# Audiobook Generator - Proof of Concept

This notebook is intended to be a proof of concept for the end-to-end work of generating an audiobook file from an ebook. This includes converting the .epub book files into raw python trxt strings, splitting into items and sentences, then tokenizing and batching them to run through the Silero implementation.

In [1]:
import torch
import torchaudio
from omegaconf import OmegaConf
from tqdm.notebook import tqdm

torch.hub.download_url_to_file('https://raw.githubusercontent.com/snakers4/silero-models/master/models.yml',
                               'latest_silero_models.yml',
                               progress=False)
models = OmegaConf.load('latest_silero_models.yml')

seed = 1337
torch.manual_seed(seed)
torch.cuda.manual_seed(seed)

In [2]:
device = 'cuda' if torch.cuda.is_available() else 'cpu'

In [3]:
# pg2554.epub = Crime and Punishment
# pg174.epub = Portrait of Dorian Gray
# pg1342.epub = Pride And Prejudice
ebook_path = 'pg174.epub'
sample_rate = 24000
max_char_len = 150

In [4]:
language = 'en'
model_id = 'v3_en'
speaker = 'en_0'

model, example_text = torch.hub.load(repo_or_dir='snakers4/silero-models',
                                     model='silero_tts',
                                     language=language,
                                     speaker=model_id)
model.to(device)  # gpu or cpu

Using cache found in /home/matthew/.cache/torch/hub/snakers4_silero-models_master


In [5]:
def read_ebook(ebook_path):
    
    import ebooklib
    from ebooklib import epub
    from bs4 import BeautifulSoup
    from tqdm.notebook import tqdm
    from nltk import tokenize, download
    from textwrap import TextWrapper
    
    download('punkt')
    wrapper = TextWrapper(max_char_len, fix_sentence_endings=True)
    
    book = epub.read_epub(ebook_path)

    corpus = []
    for item in tqdm(list(book.get_items())):
        if item.get_type() == ebooklib.ITEM_DOCUMENT:
            input_text = BeautifulSoup(item.get_content(), "html.parser").text
            text_list = []
            for paragraph in input_text.split('\n'):
                paragraph = paragraph.replace('—', '-')
                sentences = tokenize.sent_tokenize(paragraph)
                
                # Truncate sentences to maximum character limit
                sentence_list = []
                for sentence in sentences:
                    wrapped_sentences = wrapper.wrap(sentence)
                    sentence_list.append(wrapped_sentences)
                # Flatten list of list of sentences
                trunc_sentences = [phrase for sublist in sentence_list for phrase in sublist]
                
                text_list.append(trunc_sentences)
            text_list = [text for sentences in text_list for text in sentences]
            corpus.append(text_list)

    return corpus

In [6]:
ebook = read_ebook(ebook_path)

[nltk_data] Downloading package punkt to /home/matthew/nltk_data...
[nltk_data]   Package punkt is already up-to-date!
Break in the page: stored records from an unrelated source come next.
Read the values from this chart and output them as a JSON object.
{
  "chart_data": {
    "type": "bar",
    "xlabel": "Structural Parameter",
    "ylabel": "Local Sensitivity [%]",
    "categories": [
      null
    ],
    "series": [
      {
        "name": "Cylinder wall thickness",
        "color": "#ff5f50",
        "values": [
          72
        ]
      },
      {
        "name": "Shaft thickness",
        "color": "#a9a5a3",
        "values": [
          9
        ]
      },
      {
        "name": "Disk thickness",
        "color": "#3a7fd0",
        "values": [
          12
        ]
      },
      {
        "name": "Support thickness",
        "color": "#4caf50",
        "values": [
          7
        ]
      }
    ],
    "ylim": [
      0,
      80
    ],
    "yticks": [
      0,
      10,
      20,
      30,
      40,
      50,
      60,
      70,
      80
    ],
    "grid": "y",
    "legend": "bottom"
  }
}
  0%|          | 0/28 [00:00<?, ?it/s]

In [7]:
for chapter in tqdm(ebook):
    chapter_index = f'{ebook.index(chapter):03}'
    audio_list = []
    for sentence in tqdm(chapter):
        audio = model.apply_tts(text=sentence,
                            speaker=speaker,
                            sample_rate=sample_rate)
        if len(audio) > 0 and isinstance(audio, torch.Tensor):
            audio_list.append(audio)
        else:
            print(f'Tensor for sentence is not valid: \n {sentence}')

    sample_path = "outputs/silero/chapter"+str(chapter_index)+".wav"
    
    if len(audio_list) > 0:
        audio_file = torch.cat(audio_list).reshape(1,-1)
        torchaudio.save(sample_path, audio_file, sample_rate)
    else:
        print(f'Chapter {chapter_index} is empty.')

  0%|          | 0/23 [00:00<?, ?it/s]

  0%|          | 0/38 [00:00<?, ?it/s]

  0%|          | 0/36 [00:00<?, ?it/s]

  0%|          | 0/383 [00:00<?, ?it/s]

  0%|          | 0/517 [00:00<?, ?it/s]

  0%|          | 0/385 [00:00<?, ?it/s]

  0%|          | 0/491 [00:00<?, ?it/s]

  0%|          | 0/440 [00:00<?, ?it/s]

  0%|          | 0/254 [00:00<?, ?it/s]

  0%|          | 0/419 [00:00<?, ?it/s]

  0%|          | 0/463 [00:00<?, ?it/s]

  0%|          | 0/361 [00:00<?, ?it/s]

  0%|          | 0/253 [00:00<?, ?it/s]

  0%|          | 0/401 [00:00<?, ?it/s]

  0%|          | 0/256 [00:00<?, ?it/s]

  0%|          | 0/233 [00:00<?, ?it/s]

  0%|          | 0/405 [00:00<?, ?it/s]

  0%|          | 0/279 [00:00<?, ?it/s]

  0%|          | 0/275 [00:00<?, ?it/s]

  0%|          | 0/216 [00:00<?, ?it/s]

  0%|          | 0/323 [00:00<?, ?it/s]

  0%|          | 0/352 [00:00<?, ?it/s]

  0%|          | 0/374 [00:00<?, ?it/s]

0it [00:00, ?it/s]

Chapter 022 is empty.


### Results

##### CPU (i7-4790k)

Running "Pride and Prejudice" through the Silero model took **34m42s** to convert. This book is a good representation of the average book length: the average audiobook length on Audible is between 10 & 12 hours, while Pride and Prejudice is 11h20m.

This is approximately a 20:1 ratio of audio length to processing time.

Pride and Prejudice: **34m42s** - 1h39m33s on i7-4650u

Portrait of Dorian Gray: **18m18s** - 18m50s w/output

Crime and Punishment: **Unknown** - error converting ebook at 7/50, 19/368

##### GPU (P4000)

Running the same book through the Silero model on GPU took **5m39s** to convert.

This is approximately a 122:1 ratio of audio length to processing time.

Pride and Prejudice: **5m39s**

Portrait of Dorian Gray: **4m26s**

Crime and Punishment: **Unknown** - error converting ebook